Not sure what happened last night, but there are four mini bikes outside and some guy is wearing my shirt passed out in the breakfast nook. Won't be telling the grand kids about this one.
please. tell me to stop eating out of the trash.
why isn't there a fb relationship option that says 'still banging my ex'
we thought you were sober enough for a movie but you took one look at emily blunt and screamed "aw this bitch?!" and passed out 30 seconds later
Apparently he ran around last night saying he was 'the hulk hogan of muff diving'
It was an 11am booty call. We were both out of our element.

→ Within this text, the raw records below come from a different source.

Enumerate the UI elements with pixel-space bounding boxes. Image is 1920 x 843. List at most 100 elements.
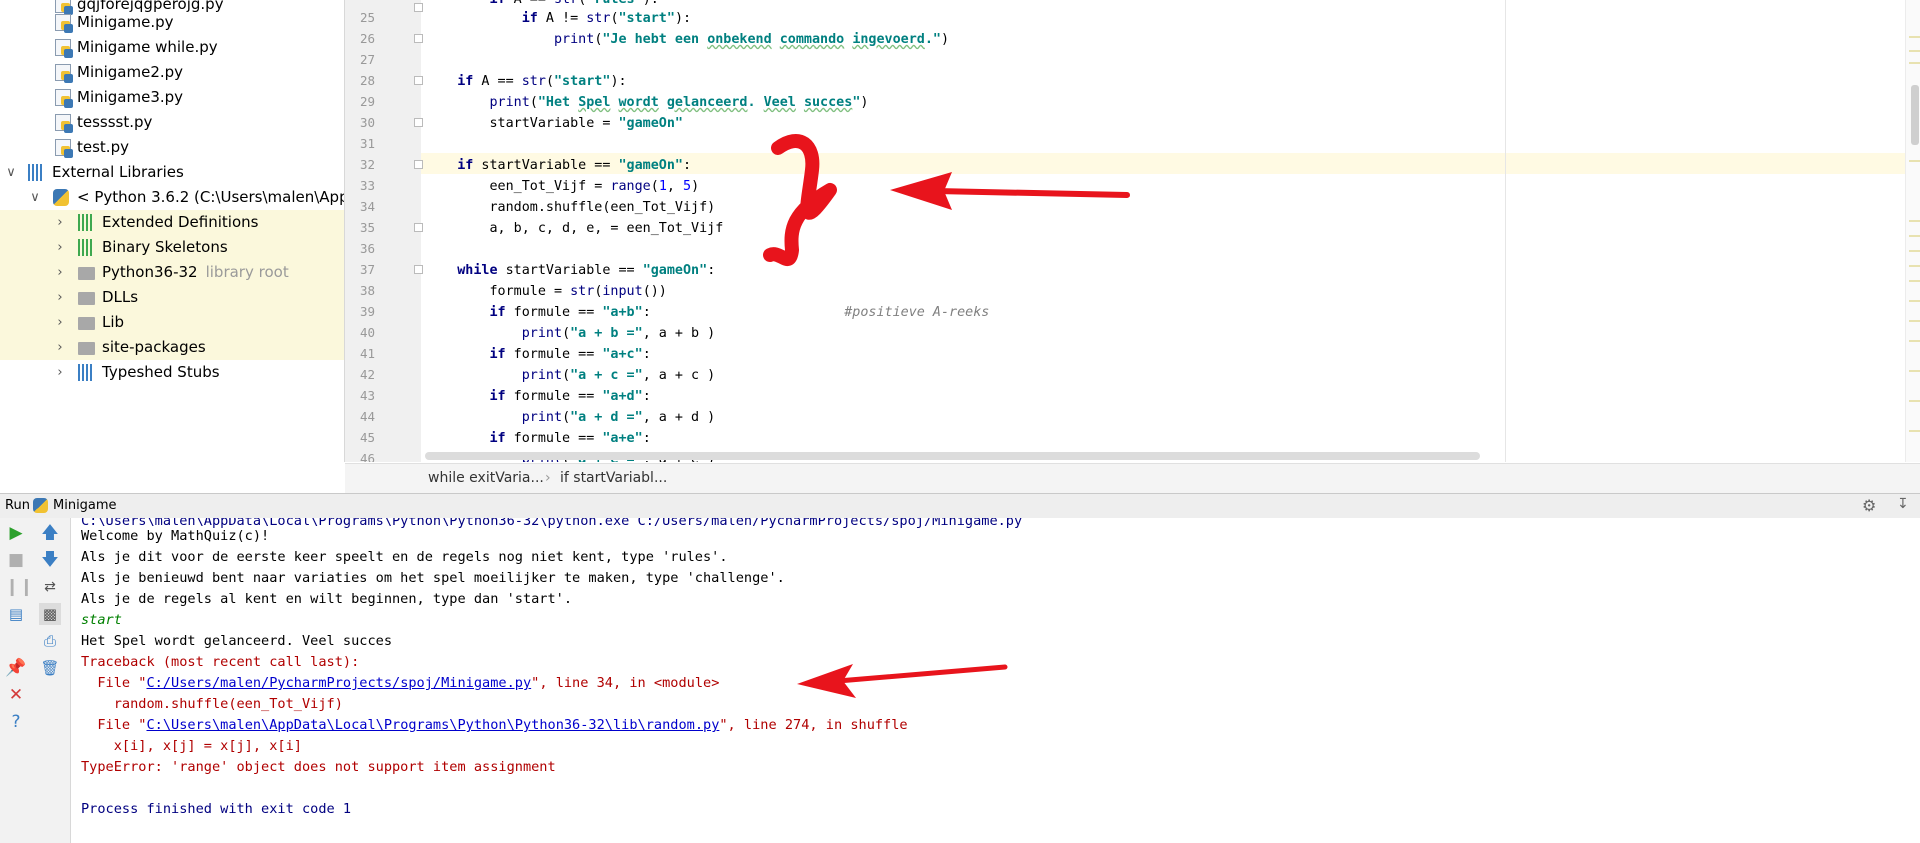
chevron-right-icon[interactable]: ›: [53, 360, 67, 385]
rerun-icon[interactable]: ▶: [5, 522, 27, 544]
scroll-to-end-icon[interactable]: ▩: [39, 603, 61, 625]
fold-marker-icon[interactable]: [414, 3, 423, 12]
code-line: random.shuffle(een_Tot_Vijf): [425, 200, 716, 215]
tree-item-folder[interactable]: › Lib: [0, 310, 344, 335]
tree-item-library[interactable]: › Typeshed Stubs: [0, 360, 344, 385]
code-line: if startVariable == "gameOn":: [457, 158, 692, 173]
trash-icon[interactable]: 🗑: [39, 657, 61, 679]
tree-item-file[interactable]: Minigame.py: [0, 10, 344, 35]
tree-item-library[interactable]: › Binary Skeletons: [0, 235, 344, 260]
arrow-up-icon[interactable]: 🡅: [39, 522, 61, 544]
chevron-right-icon[interactable]: ›: [53, 235, 67, 260]
stripe-marker[interactable]: [1909, 430, 1920, 432]
breadcrumb-item[interactable]: while exitVaria...: [428, 470, 544, 486]
code-line: print("a + c =", a + c ): [521, 368, 716, 383]
tree-item-file[interactable]: Minigame while.py: [0, 35, 344, 60]
python-file-icon: [55, 114, 73, 133]
code-line: if formule == "a+e":: [489, 431, 651, 446]
fold-marker-icon[interactable]: [414, 265, 423, 274]
code-line: print("a + d =", a + d ): [521, 410, 716, 425]
stripe-marker[interactable]: [1909, 36, 1920, 38]
pin-icon[interactable]: 📌: [5, 657, 27, 679]
stripe-marker[interactable]: [1909, 235, 1920, 237]
console-output[interactable]: C:\Users\malen\AppData\Local\Programs\Py…: [71, 518, 1920, 843]
chevron-right-icon[interactable]: ›: [53, 335, 67, 360]
gear-icon[interactable]: ⚙: [1862, 496, 1876, 515]
stripe-marker[interactable]: [1909, 340, 1920, 342]
run-config-name[interactable]: Minigame: [53, 498, 117, 513]
help-icon[interactable]: ?: [5, 711, 27, 733]
tree-item-file[interactable]: test.py: [0, 135, 344, 160]
stripe-marker[interactable]: [1909, 250, 1920, 252]
chevron-right-icon[interactable]: ›: [53, 310, 67, 335]
code-editor[interactable]: 25 26 27 28 29 30 31 32 33 34 35 36 37 3…: [345, 0, 1920, 462]
console-line: Als je de regels al kent en wilt beginne…: [81, 591, 573, 607]
stripe-marker[interactable]: [1909, 400, 1920, 402]
library-icon: [78, 214, 94, 231]
chevron-right-icon[interactable]: ›: [53, 285, 67, 310]
tree-item-library[interactable]: › Extended Definitions: [0, 210, 344, 235]
tree-item-python-sdk[interactable]: ∨ < Python 3.6.2 (C:\Users\malen\AppData: [0, 185, 344, 210]
file-link[interactable]: C:\Users\malen\AppData\Local\Programs\Py…: [146, 717, 719, 733]
code-line: print("Het Spel wordt gelanceerd. Veel s…: [489, 95, 869, 110]
horizontal-scrollbar[interactable]: [425, 452, 1480, 460]
tree-item-external-libraries[interactable]: ∨ External Libraries: [0, 160, 344, 185]
stripe-marker[interactable]: [1909, 300, 1920, 302]
tree-item-file[interactable]: Minigame3.py: [0, 85, 344, 110]
tree-item-folder[interactable]: › site-packages: [0, 335, 344, 360]
file-link[interactable]: C:/Users/malen/PycharmProjects/spoj/Mini…: [146, 675, 531, 691]
pause-icon[interactable]: ❙❙: [5, 576, 34, 598]
code-line: if A == str("start"):: [457, 74, 627, 89]
print-icon[interactable]: ⎙: [39, 630, 61, 652]
fold-marker-icon[interactable]: [414, 223, 423, 232]
tree-item-folder[interactable]: › Python36-32 library root: [0, 260, 344, 285]
run-tool-header: Run Minigame ⚙ ↧: [0, 493, 1920, 519]
code-line: if formule == "a+d":: [489, 389, 651, 404]
stripe-marker[interactable]: [1909, 320, 1920, 322]
stripe-marker[interactable]: [1909, 160, 1920, 162]
console-line: Welcome by MathQuiz(c)!: [81, 528, 270, 544]
stripe-marker[interactable]: [1909, 280, 1920, 282]
breadcrumb-item[interactable]: if startVariabl...: [560, 470, 667, 486]
breadcrumb: while exitVaria... › if startVariabl...: [345, 463, 1920, 494]
chevron-right-icon[interactable]: ›: [53, 210, 67, 235]
project-tree: gqjforejqgperojg.py Minigame.py Minigame…: [0, 0, 345, 462]
soft-wrap-icon[interactable]: ⇄: [39, 576, 61, 598]
tree-item-file[interactable]: Minigame2.py: [0, 60, 344, 85]
chevron-down-icon[interactable]: ∨: [4, 160, 18, 185]
exit-message: Process finished with exit code 1: [81, 801, 352, 817]
fold-marker-icon[interactable]: [414, 160, 423, 169]
code-line: if A != str("start"):: [521, 11, 692, 26]
close-icon[interactable]: ✕: [5, 684, 27, 706]
layout-icon[interactable]: ▤: [5, 603, 27, 625]
code-line: while startVariable == "gameOn":: [457, 263, 716, 278]
stripe-marker[interactable]: [1909, 265, 1920, 267]
right-margin-guide: [1505, 0, 1506, 462]
line-number-gutter: 25 26 27 28 29 30 31 32 33 34 35 36 37 3…: [345, 0, 423, 462]
error-stripe[interactable]: [1905, 0, 1920, 462]
chevron-down-icon[interactable]: ∨: [28, 185, 42, 210]
stripe-marker[interactable]: [1909, 62, 1920, 64]
vertical-scrollbar-thumb[interactable]: [1911, 85, 1919, 145]
fold-marker-icon[interactable]: [414, 118, 423, 127]
stop-icon[interactable]: ■: [5, 549, 27, 571]
chevron-right-icon[interactable]: ›: [53, 260, 67, 285]
breadcrumb-separator: ›: [545, 470, 551, 486]
console-line: Als je dit voor de eerste keer speelt en…: [81, 549, 728, 565]
stripe-marker[interactable]: [1909, 220, 1920, 222]
code-line: startVariable = "gameOn": [425, 116, 683, 131]
arrow-down-icon[interactable]: 🡇: [39, 549, 61, 571]
python-file-icon: [55, 39, 73, 58]
run-label[interactable]: Run: [5, 498, 30, 513]
code-line: if formule == "a+b": #positieve A-reeks: [489, 305, 990, 320]
hide-panel-icon[interactable]: ↧: [1897, 496, 1909, 512]
stripe-marker[interactable]: [1909, 370, 1920, 372]
tree-item-file[interactable]: tesssst.py: [0, 110, 344, 135]
stripe-marker[interactable]: [1909, 50, 1920, 52]
fold-marker-icon[interactable]: [414, 34, 423, 43]
code-line: formule = str(input()): [425, 284, 667, 299]
python-icon: [33, 498, 48, 513]
folder-icon: [78, 342, 95, 355]
fold-marker-icon[interactable]: [414, 76, 423, 85]
tree-item-folder[interactable]: › DLLs: [0, 285, 344, 310]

Dude, I checked into a cathedral... I thought it was a joke, until I found a candle and a whole bunch of coins in my purse
On my way to get pizza I followed a dog into Salvation Army where I was just hired
I'm pretty sure I imagined the dog... They still hired me
I have an epic ass bruise from a wheel tonight and I am drunk now because I decided vodka heals all wounds.
I ate shrooms on a frozen river in an ice fishing shack after a day of vics and beer and walked around on the river in a stupor. They made me bite the head off of a fish.
Her vagina is like the upper echelon of Scientology and I don't have enough money to get in
Walking back to my car from the campus library and just saw a Nuva Ring on the sidewalk. If that doesn't scream college life, idk what does.
Even in drag you're still better looking than your sister.
How was it?
Incredible. Everyone in the world should be having the kind of sex I've been having.
He should write a pamphlet or something...
I'm legitimately the first person in the United States to successfully shave their balls with a Razer Blade of a sword and fully admitt it. I'm honestly smoother then a 10 year old.